In our major BAKING we have baked breads, cookies, muffins, pies and cakes. We have experience making icing and gum paste, but in bakibg I'm best in making a BUTTER CAKE. A butter cake is a cake in which one of the main ingredients is butter. Butter cakes consist of taking the most basic of ingredients butter, sugar, eggs, flour, and a leavening agent (baking powder or baking soda) and transforming them into a baked good. These cakes are considered one of the quintessential cakes in American baking. They find their origins in the English pound cake, which traditionally used equal parts of butter, flour, sugar, and eggs to produce a heavy, rich cake.
Butter cakes are traditionally made using a creaming method, in which the butter and sugar are first beaten until fluffy to incorporate air into the butter. Eggs are then added gradually, creating an emulsion, followed by alternating portions of wet and dry ingredients. Butter cakes are often considered to be unsurpassed in their richness and moistness when stored at room temperature, but they tend to stiffen, dry out, and lose flavor when refrigerated, making them unsuitable for filling or frosting in advance with ingredients that must be refrigerated, such as cream cheese frosting and pastry cream.
Ingredients
- 1 cup (1/2 lb.) butter, softened (see notes)
- 1 1/2 cups sugar
- 3 large eggs
- 3 large egg yolks
- 1 tablespoon vanilla
- 3 1/4 cups cake flour
- 2 1/2 teaspoons baking powder
- 1/4 teaspoon salt
- 1 1/4 cups milk
Preparation
1. In a bowl, with a mixer on medium-high speed (use the paddle attachment if using a standing mixer), beat butter and sugar until fluffy and pale yellow, 4 to 5 minutes. Add eggs, then yolks, one at a time, beating well after each addition and scraping down sides of bowl as necessary. Beat in vanilla.
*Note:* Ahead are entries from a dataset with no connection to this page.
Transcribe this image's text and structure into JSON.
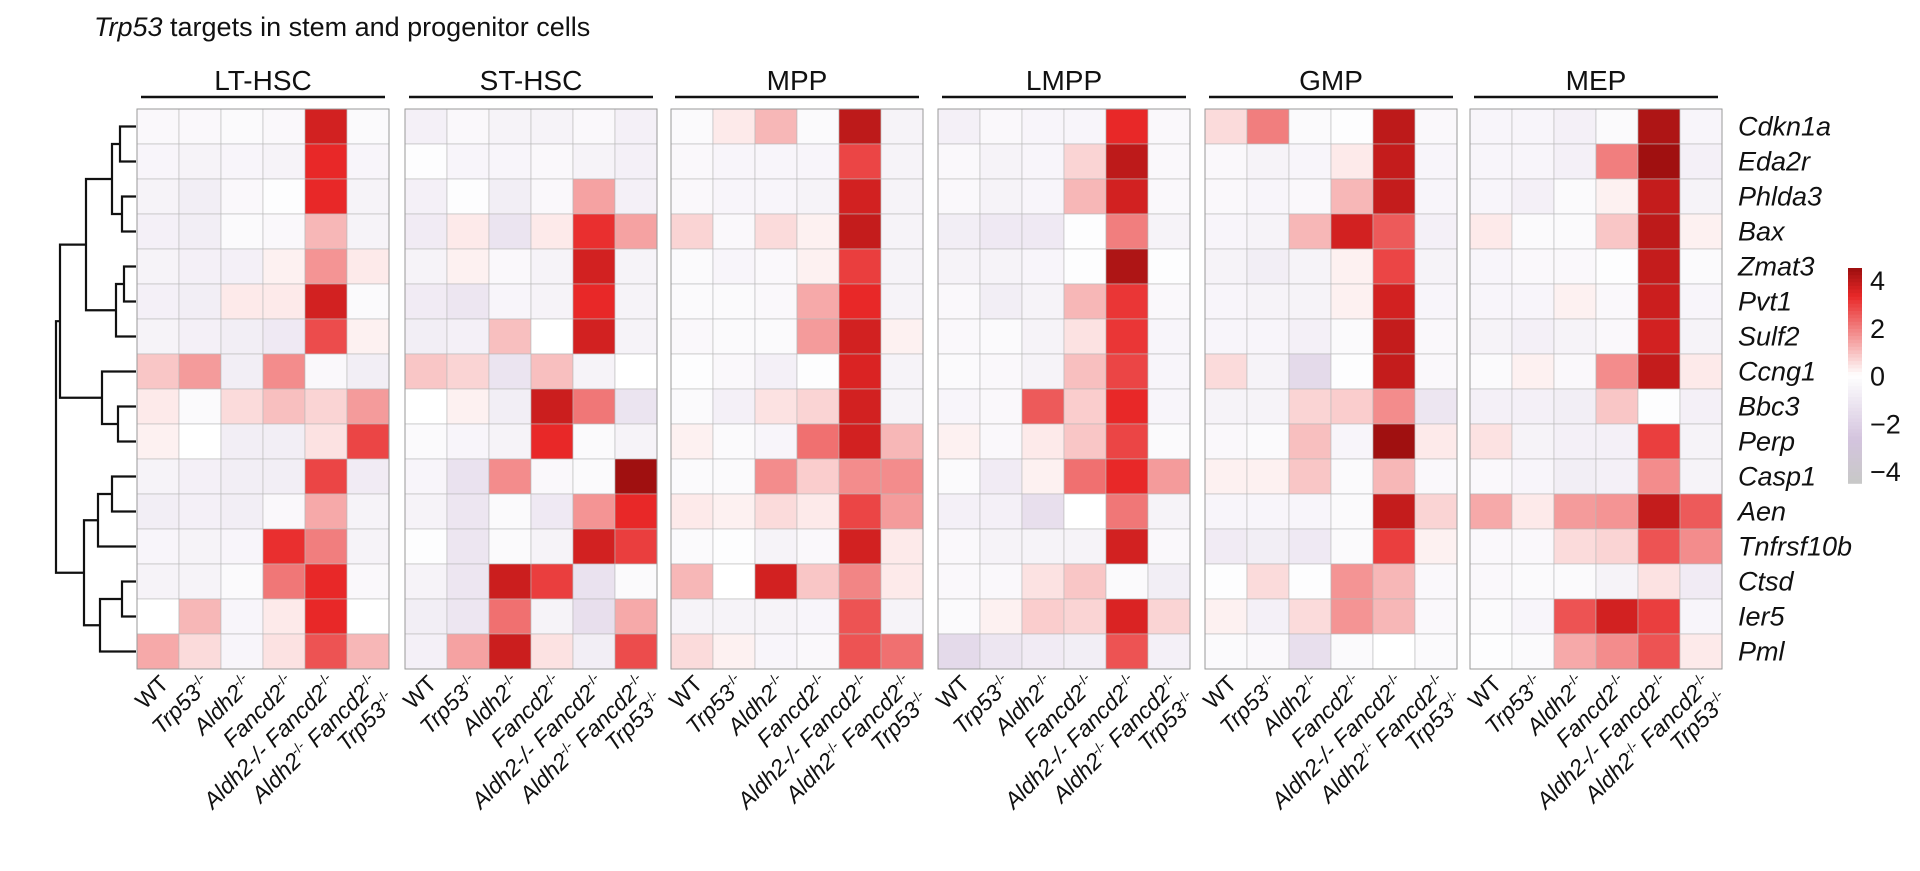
{
  "title_prefix": "Trp53",
  "title_suffix": " targets in stem and progenitor cells",
  "chart_data": {
    "type": "heatmap",
    "panels": [
      "LT-HSC",
      "ST-HSC",
      "MPP",
      "LMPP",
      "GMP",
      "MEP"
    ],
    "genes": [
      "Cdkn1a",
      "Eda2r",
      "Phlda3",
      "Bax",
      "Zmat3",
      "Pvt1",
      "Sulf2",
      "Ccng1",
      "Bbc3",
      "Perp",
      "Casp1",
      "Aen",
      "Tnfrsf10b",
      "Ctsd",
      "Ier5",
      "Pml"
    ],
    "columns": [
      {
        "name": "WT",
        "parts": [
          [
            "WT",
            false,
            false
          ]
        ],
        "highlight": false
      },
      {
        "name": "Trp53-/-",
        "parts": [
          [
            "Trp53",
            true,
            false
          ],
          [
            "-/-",
            false,
            true
          ]
        ],
        "highlight": false
      },
      {
        "name": "Aldh2-/-",
        "parts": [
          [
            "Aldh2",
            true,
            false
          ],
          [
            "-/-",
            false,
            true
          ]
        ],
        "highlight": false
      },
      {
        "name": "Fancd2-/-",
        "parts": [
          [
            "Fancd2",
            true,
            false
          ],
          [
            "-/-",
            false,
            true
          ]
        ],
        "highlight": false
      },
      {
        "name": "Aldh2-/- Fancd2-/-",
        "parts": [
          [
            "Aldh2-/- Fancd2",
            true,
            false
          ],
          [
            "-/-",
            false,
            true
          ]
        ],
        "highlight": true
      },
      {
        "name": "Aldh2-/- Fancd2-/- Trp53-/-",
        "parts": [
          [
            "Aldh2",
            true,
            false
          ],
          [
            "-/-",
            false,
            true
          ],
          [
            " Fancd2",
            true,
            false
          ],
          [
            "-/-",
            false,
            true
          ]
        ],
        "parts2": [
          [
            "Trp53",
            true,
            false
          ],
          [
            "-/-",
            false,
            true
          ]
        ],
        "highlight": false
      }
    ],
    "highlight_color": "#b01c1c",
    "colorbar": {
      "ticks": [
        "4",
        "2",
        "0",
        "−2",
        "−4"
      ],
      "range": [
        -4,
        4
      ],
      "high_color": "#a01010",
      "mid_color": "#ffffff",
      "low_color": "#c8c8c8"
    },
    "values": [
      [
        [
          -0.3,
          -0.3,
          -0.2,
          -0.3,
          3.3,
          -0.2
        ],
        [
          -0.4,
          -0.5,
          -0.4,
          -0.5,
          3.0,
          -0.4
        ],
        [
          -0.5,
          -0.7,
          -0.3,
          -0.1,
          3.0,
          -0.5
        ],
        [
          -0.6,
          -0.7,
          -0.2,
          -0.3,
          1.0,
          -0.5
        ],
        [
          -0.5,
          -0.6,
          -0.6,
          0.2,
          1.5,
          0.3
        ],
        [
          -0.6,
          -0.7,
          0.3,
          0.3,
          3.3,
          -0.2
        ],
        [
          -0.5,
          -0.6,
          -0.7,
          -0.9,
          2.5,
          0.2
        ],
        [
          0.8,
          1.4,
          -0.7,
          1.6,
          -0.3,
          -0.7
        ],
        [
          0.3,
          -0.2,
          0.5,
          0.9,
          0.6,
          1.4
        ],
        [
          0.2,
          0.0,
          -0.7,
          -0.7,
          0.4,
          2.6
        ],
        [
          -0.5,
          -0.6,
          -0.7,
          -0.7,
          2.6,
          -0.8
        ],
        [
          -0.7,
          -0.6,
          -0.7,
          -0.3,
          1.2,
          -0.5
        ],
        [
          -0.4,
          -0.5,
          -0.4,
          2.9,
          1.8,
          -0.5
        ],
        [
          -0.5,
          -0.5,
          -0.2,
          1.9,
          3.0,
          -0.3
        ],
        [
          0.0,
          1.0,
          -0.4,
          0.3,
          3.0,
          0.0
        ],
        [
          1.2,
          0.5,
          -0.4,
          0.4,
          2.4,
          1.0
        ]
      ],
      [
        [
          -0.6,
          -0.3,
          -0.5,
          -0.5,
          -0.3,
          -0.6
        ],
        [
          -0.1,
          -0.4,
          -0.4,
          -0.3,
          -0.5,
          -0.6
        ],
        [
          -0.6,
          -0.1,
          -0.7,
          -0.3,
          1.3,
          -0.6
        ],
        [
          -0.8,
          0.3,
          -1.1,
          0.3,
          2.9,
          1.3
        ],
        [
          -0.5,
          0.2,
          -0.3,
          -0.5,
          3.3,
          -0.5
        ],
        [
          -0.8,
          -1.0,
          -0.4,
          -0.5,
          3.0,
          -0.5
        ],
        [
          -0.7,
          -0.6,
          0.9,
          0.0,
          3.3,
          -0.5
        ],
        [
          0.8,
          0.6,
          -1.1,
          0.9,
          -0.5,
          0.0
        ],
        [
          0.0,
          0.2,
          -0.7,
          3.4,
          1.9,
          -1.1
        ],
        [
          -0.2,
          -0.4,
          -0.5,
          3.0,
          -0.2,
          -0.5
        ],
        [
          -0.4,
          -1.2,
          1.6,
          -0.3,
          -0.2,
          4.0
        ],
        [
          -0.5,
          -1.0,
          -0.2,
          -0.9,
          1.5,
          3.0
        ],
        [
          -0.1,
          -1.0,
          -0.2,
          -0.5,
          3.3,
          2.7
        ],
        [
          -0.5,
          -1.0,
          3.4,
          2.7,
          -1.2,
          -0.2
        ],
        [
          -0.7,
          -1.0,
          2.0,
          -0.5,
          -1.3,
          1.2
        ],
        [
          -0.6,
          1.3,
          3.4,
          0.4,
          -0.7,
          2.5
        ]
      ],
      [
        [
          -0.2,
          0.3,
          1.0,
          -0.2,
          3.6,
          -0.5
        ],
        [
          -0.3,
          -0.4,
          -0.4,
          -0.4,
          2.6,
          -0.5
        ],
        [
          -0.3,
          -0.4,
          -0.4,
          -0.5,
          3.3,
          -0.5
        ],
        [
          0.6,
          -0.3,
          0.5,
          0.2,
          3.5,
          -0.5
        ],
        [
          -0.2,
          -0.4,
          -0.3,
          0.2,
          2.7,
          -0.5
        ],
        [
          -0.2,
          -0.2,
          -0.3,
          1.2,
          3.0,
          -0.5
        ],
        [
          -0.3,
          -0.2,
          -0.2,
          1.4,
          3.3,
          0.2
        ],
        [
          -0.1,
          -0.3,
          -0.6,
          -0.1,
          3.2,
          -0.5
        ],
        [
          -0.2,
          -0.6,
          0.4,
          0.6,
          3.3,
          -0.5
        ],
        [
          0.2,
          -0.2,
          -0.4,
          2.0,
          3.3,
          1.0
        ],
        [
          -0.2,
          -0.2,
          1.6,
          0.7,
          1.6,
          1.6
        ],
        [
          0.3,
          0.2,
          0.5,
          0.3,
          2.6,
          1.4
        ],
        [
          -0.2,
          -0.1,
          -0.5,
          -0.3,
          3.3,
          0.3
        ],
        [
          1.0,
          0.0,
          3.3,
          0.8,
          1.7,
          0.3
        ],
        [
          -0.5,
          -0.5,
          -0.5,
          -0.4,
          2.4,
          -0.5
        ],
        [
          0.5,
          0.2,
          -0.4,
          -0.3,
          2.4,
          2.0
        ]
      ],
      [
        [
          -0.6,
          -0.3,
          -0.4,
          -0.4,
          3.0,
          -0.3
        ],
        [
          -0.3,
          -0.5,
          -0.4,
          0.6,
          3.6,
          -0.3
        ],
        [
          -0.3,
          -0.5,
          -0.4,
          1.0,
          3.3,
          -0.3
        ],
        [
          -0.7,
          -0.9,
          -0.9,
          -0.1,
          1.8,
          -0.5
        ],
        [
          -0.5,
          -0.5,
          -0.4,
          -0.1,
          3.8,
          -0.1
        ],
        [
          -0.3,
          -0.7,
          -0.5,
          1.0,
          2.8,
          -0.3
        ],
        [
          -0.3,
          -0.2,
          -0.5,
          0.4,
          2.8,
          -0.4
        ],
        [
          -0.2,
          -0.3,
          -0.5,
          0.9,
          2.6,
          -0.4
        ],
        [
          -0.4,
          -0.3,
          2.3,
          0.7,
          3.0,
          -0.4
        ],
        [
          0.2,
          -0.3,
          0.3,
          0.8,
          2.6,
          -0.2
        ],
        [
          -0.2,
          -0.8,
          0.2,
          2.0,
          3.0,
          1.4
        ],
        [
          -0.6,
          -0.6,
          -1.3,
          0.0,
          1.9,
          -0.5
        ],
        [
          -0.3,
          -0.5,
          -0.5,
          -0.5,
          3.3,
          -0.3
        ],
        [
          -0.3,
          -0.3,
          0.4,
          0.8,
          -0.2,
          -0.7
        ],
        [
          -0.2,
          0.2,
          0.7,
          0.6,
          3.2,
          0.6
        ],
        [
          -1.5,
          -1.0,
          -0.8,
          -0.7,
          2.4,
          -0.6
        ]
      ],
      [
        [
          0.5,
          1.8,
          -0.2,
          -0.1,
          3.6,
          -0.3
        ],
        [
          -0.3,
          -0.5,
          -0.4,
          0.3,
          3.5,
          -0.4
        ],
        [
          -0.3,
          -0.4,
          -0.3,
          1.0,
          3.5,
          -0.4
        ],
        [
          -0.4,
          -0.5,
          1.0,
          3.3,
          2.3,
          -0.6
        ],
        [
          -0.5,
          -0.7,
          -0.5,
          0.2,
          2.6,
          -0.5
        ],
        [
          -0.4,
          -0.5,
          -0.5,
          0.2,
          3.3,
          -0.4
        ],
        [
          -0.4,
          -0.4,
          -0.6,
          -0.2,
          3.5,
          -0.3
        ],
        [
          0.5,
          -0.5,
          -1.5,
          -0.1,
          3.5,
          -0.3
        ],
        [
          -0.5,
          -0.5,
          0.6,
          0.7,
          1.6,
          -1.0
        ],
        [
          -0.3,
          -0.2,
          0.9,
          -0.4,
          4.2,
          0.3
        ],
        [
          0.2,
          0.2,
          0.8,
          -0.2,
          1.0,
          -0.3
        ],
        [
          -0.4,
          -0.4,
          -0.4,
          -0.2,
          3.5,
          0.6
        ],
        [
          -0.8,
          -0.7,
          -0.9,
          -0.2,
          2.7,
          0.2
        ],
        [
          -0.1,
          0.5,
          -0.1,
          1.5,
          1.0,
          -0.3
        ],
        [
          0.2,
          -0.6,
          0.5,
          1.5,
          1.0,
          -0.3
        ],
        [
          -0.2,
          -0.3,
          -1.3,
          -0.2,
          0.0,
          -0.2
        ]
      ],
      [
        [
          -0.4,
          -0.4,
          -0.6,
          -0.2,
          3.8,
          -0.4
        ],
        [
          -0.4,
          -0.4,
          -0.6,
          1.8,
          4.0,
          -0.6
        ],
        [
          -0.4,
          -0.6,
          -0.2,
          0.2,
          3.5,
          -0.5
        ],
        [
          0.3,
          -0.2,
          -0.2,
          0.8,
          3.6,
          0.2
        ],
        [
          -0.4,
          -0.3,
          -0.3,
          -0.1,
          3.5,
          -0.2
        ],
        [
          -0.4,
          -0.4,
          0.2,
          -0.3,
          3.4,
          -0.4
        ],
        [
          -0.5,
          -0.6,
          -0.5,
          -0.3,
          3.3,
          -0.5
        ],
        [
          -0.2,
          0.2,
          -0.3,
          1.6,
          3.5,
          0.3
        ],
        [
          -0.6,
          -0.6,
          -0.7,
          0.8,
          -0.1,
          -0.6
        ],
        [
          0.4,
          -0.5,
          -0.6,
          -0.6,
          2.7,
          -0.5
        ],
        [
          -0.3,
          -0.4,
          -0.7,
          -0.6,
          1.6,
          -0.5
        ],
        [
          1.2,
          0.3,
          1.4,
          1.5,
          3.5,
          2.3
        ],
        [
          -0.3,
          -0.3,
          0.5,
          0.6,
          2.4,
          1.6
        ],
        [
          -0.3,
          -0.2,
          -0.2,
          -0.5,
          0.4,
          -0.8
        ],
        [
          -0.2,
          -0.4,
          2.4,
          3.3,
          2.7,
          -0.4
        ],
        [
          -0.1,
          -0.2,
          1.2,
          1.6,
          2.4,
          0.3
        ]
      ]
    ]
  }
}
2. In another bowl, mix flour, baking powder, and salt. Stir (or beat at low speed) about a third of the flour mixture into butter mixture. Stir in half the milk just until blended. Stir in another third of the flour mixture, then remaining milk, followed by remaining flour. Scrape batter equally into two buttered and floured 9-inch round cake pans and spread level.
3. Bake in a 350° regular or convection oven until a wooden skewer inserted in the center comes out clean, 25 to 30 minutes. Cool on racks in pans for 10 minutes, then invert cakes onto racks and remove pans. Cool completely before frosting.